Saturday, July 30, 2016

San Francisco Day 4: As the Rainbow comes and goes

Thanks to the pot smoking bros in the hotel room next door (whose pot smoke leaked into our room all night long), we asked to be transferred to a new room - and moved up six floors to a spacious King courtesy of the kindly concierge. But this smell is everywhere in the hotel which surprises us all. 

We are in a rush to pack in a few more outings as it is our last full day in SF. On our way to the California Historical Society, 678 Mission St., we grab a quick coffee and a pastry at Boudin Bakery, 170 O'Farrell St. There is an exhibit we want to see called "Native Portraits: Contemporary Tintypes by Ed Drew", photographed by an African-American vet who toured Afghanistan who has an acute eye for capturing the suffering and dignity of others. 

Then we are off to the Castro district. We stop firstly at Takara Sushi, 4243 18th Street, for some excellent Japanese food just off Castro.

The Castro district appears very affluent - I don't imagine it was always so. Its roots are working class (once it housed scores of North European immigrants and then the Irish and Italian) and it has become a place for queer people to gather and live safely. It's clean, pretty, well maintained and evidently very proud of its history. 

R at Reveille Coffee
Along its Rainbow Honor Walk, it has a series of bronze plagues in the sidewalks commemorating
important LGBTQ figures from history - Virginia Woolf, Tennessee William, James Baldwin, Sylvester and many others. There is a Harvey Milk Plaza and rainbow flags at every corner. It was good to see J feel and understand LGBTQ history a little bit.
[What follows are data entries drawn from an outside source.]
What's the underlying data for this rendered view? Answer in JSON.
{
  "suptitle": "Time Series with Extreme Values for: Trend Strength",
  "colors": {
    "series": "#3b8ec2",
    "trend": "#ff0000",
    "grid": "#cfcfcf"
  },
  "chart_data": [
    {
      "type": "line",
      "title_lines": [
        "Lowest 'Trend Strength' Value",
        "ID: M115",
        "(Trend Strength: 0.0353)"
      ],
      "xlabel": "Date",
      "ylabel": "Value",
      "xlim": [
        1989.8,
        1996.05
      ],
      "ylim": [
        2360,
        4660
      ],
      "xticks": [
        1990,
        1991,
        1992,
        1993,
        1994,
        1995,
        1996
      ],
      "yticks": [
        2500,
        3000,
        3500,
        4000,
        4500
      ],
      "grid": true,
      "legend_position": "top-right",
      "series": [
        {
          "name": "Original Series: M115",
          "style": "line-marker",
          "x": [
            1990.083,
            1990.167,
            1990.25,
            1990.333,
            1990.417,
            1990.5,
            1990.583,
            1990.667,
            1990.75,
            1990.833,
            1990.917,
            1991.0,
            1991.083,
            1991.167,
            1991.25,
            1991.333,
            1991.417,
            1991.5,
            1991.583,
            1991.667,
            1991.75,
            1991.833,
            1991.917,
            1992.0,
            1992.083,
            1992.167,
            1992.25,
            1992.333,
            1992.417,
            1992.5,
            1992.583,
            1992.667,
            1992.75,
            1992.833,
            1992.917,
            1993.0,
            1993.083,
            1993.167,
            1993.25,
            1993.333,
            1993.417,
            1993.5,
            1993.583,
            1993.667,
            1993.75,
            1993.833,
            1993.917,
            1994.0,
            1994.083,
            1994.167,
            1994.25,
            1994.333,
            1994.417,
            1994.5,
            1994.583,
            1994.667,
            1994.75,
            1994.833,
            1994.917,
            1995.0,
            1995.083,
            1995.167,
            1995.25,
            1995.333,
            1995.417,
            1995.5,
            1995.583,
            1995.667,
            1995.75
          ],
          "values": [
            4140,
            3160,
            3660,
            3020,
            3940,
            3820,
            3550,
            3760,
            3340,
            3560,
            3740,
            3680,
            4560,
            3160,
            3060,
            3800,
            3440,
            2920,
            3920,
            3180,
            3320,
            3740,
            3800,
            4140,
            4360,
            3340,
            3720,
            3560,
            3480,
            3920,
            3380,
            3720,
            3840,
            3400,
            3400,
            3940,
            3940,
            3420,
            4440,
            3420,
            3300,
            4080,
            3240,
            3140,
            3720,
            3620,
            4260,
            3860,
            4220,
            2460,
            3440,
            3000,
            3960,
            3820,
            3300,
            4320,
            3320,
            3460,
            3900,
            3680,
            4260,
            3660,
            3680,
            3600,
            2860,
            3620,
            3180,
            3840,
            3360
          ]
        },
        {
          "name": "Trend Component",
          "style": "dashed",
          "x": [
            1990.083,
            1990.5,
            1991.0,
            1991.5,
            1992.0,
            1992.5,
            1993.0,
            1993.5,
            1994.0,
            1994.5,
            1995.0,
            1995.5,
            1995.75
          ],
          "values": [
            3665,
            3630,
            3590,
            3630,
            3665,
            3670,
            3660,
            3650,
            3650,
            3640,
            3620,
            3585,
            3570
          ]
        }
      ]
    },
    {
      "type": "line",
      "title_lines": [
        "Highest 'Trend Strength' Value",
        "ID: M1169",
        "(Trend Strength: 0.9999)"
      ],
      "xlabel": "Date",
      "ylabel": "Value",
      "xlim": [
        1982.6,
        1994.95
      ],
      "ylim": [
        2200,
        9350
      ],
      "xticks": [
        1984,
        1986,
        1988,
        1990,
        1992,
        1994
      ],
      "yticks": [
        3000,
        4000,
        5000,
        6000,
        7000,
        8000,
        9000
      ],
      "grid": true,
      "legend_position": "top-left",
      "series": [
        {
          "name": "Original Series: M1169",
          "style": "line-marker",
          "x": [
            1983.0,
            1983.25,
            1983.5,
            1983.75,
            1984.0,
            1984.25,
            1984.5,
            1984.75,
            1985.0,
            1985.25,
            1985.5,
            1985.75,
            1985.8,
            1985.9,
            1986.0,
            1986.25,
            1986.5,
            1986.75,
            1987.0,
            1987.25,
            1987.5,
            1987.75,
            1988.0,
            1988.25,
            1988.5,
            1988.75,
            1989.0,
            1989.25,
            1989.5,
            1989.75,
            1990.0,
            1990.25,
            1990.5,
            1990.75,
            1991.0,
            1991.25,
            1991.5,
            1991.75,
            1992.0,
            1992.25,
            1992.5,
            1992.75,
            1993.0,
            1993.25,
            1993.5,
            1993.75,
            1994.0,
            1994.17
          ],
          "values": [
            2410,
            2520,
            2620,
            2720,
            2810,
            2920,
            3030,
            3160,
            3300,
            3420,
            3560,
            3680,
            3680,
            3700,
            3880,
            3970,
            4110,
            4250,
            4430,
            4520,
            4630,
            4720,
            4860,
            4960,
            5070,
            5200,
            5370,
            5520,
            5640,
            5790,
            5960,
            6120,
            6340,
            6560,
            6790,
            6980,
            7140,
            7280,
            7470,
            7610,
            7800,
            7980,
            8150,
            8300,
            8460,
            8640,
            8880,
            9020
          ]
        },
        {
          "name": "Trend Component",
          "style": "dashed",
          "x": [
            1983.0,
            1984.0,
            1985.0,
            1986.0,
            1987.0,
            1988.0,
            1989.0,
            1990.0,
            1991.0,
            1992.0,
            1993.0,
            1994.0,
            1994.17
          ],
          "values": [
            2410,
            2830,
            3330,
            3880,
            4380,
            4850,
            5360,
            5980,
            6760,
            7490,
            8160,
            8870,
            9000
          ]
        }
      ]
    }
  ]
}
The Castro Theatre (the image is iconic and is the first thing I think of when I think of the Castro district) is beautifully maintained in the Art Deco style of the 20s and 30s. The businesses appear successful and are filled with customers. One drawback: the smell of urine is everywhere in this city! Here in particular because there appear to be many adorable couples walking their dogs. We all love the inclusive atmosphere and approving looks we receive. 

Refreshments at Reveille Coffee at18th St. and Castro - I am definitely not cool enough for this coffee shop (although R and J are). I wait there while my peeps check out the GLBT History Museum, 4127 18th St. ($5 admission) - not for the faint of heart!

We should invest in Uber - because they have made fortune off of us on this trip. Back to the hotel to rest ...

Later in the evening we go to the City Lights Bookstore, 261 Columbus Ave. In the heart of Little Italy, lit up like Christmas with pretty hanging coloured lights strung across the street and located in the North Beach area. At night it reminds me of a Coppola film of New York's Little Italy. 

The press and bookstore is the original home of the Beats - Kerouac, Burroughs, Ginsberg. It was the first press to publish Ginsberg's Howl. The bookstore was founded by the poet Lawrence Ferlinghetti in 1953 and the press still publishes a dozen volumes a year. It's beautiful, done in dark wood throughout, and quirkily laid out with many twists and turns and pathways, and very much larger than I imagined. I find a volume of Susan Sontag's Regarding the Suffering of Others. I am absolutely thrilled to find something special here as a memento.

Later we wander around North Beach and settle on dinner at Tamarind Hall, a Thai Street Food and Bar, 1268 Grant Ave., for some excellent Thai food. Loud, overcrowded, a little slow with the service but very good with an amiable serving staff.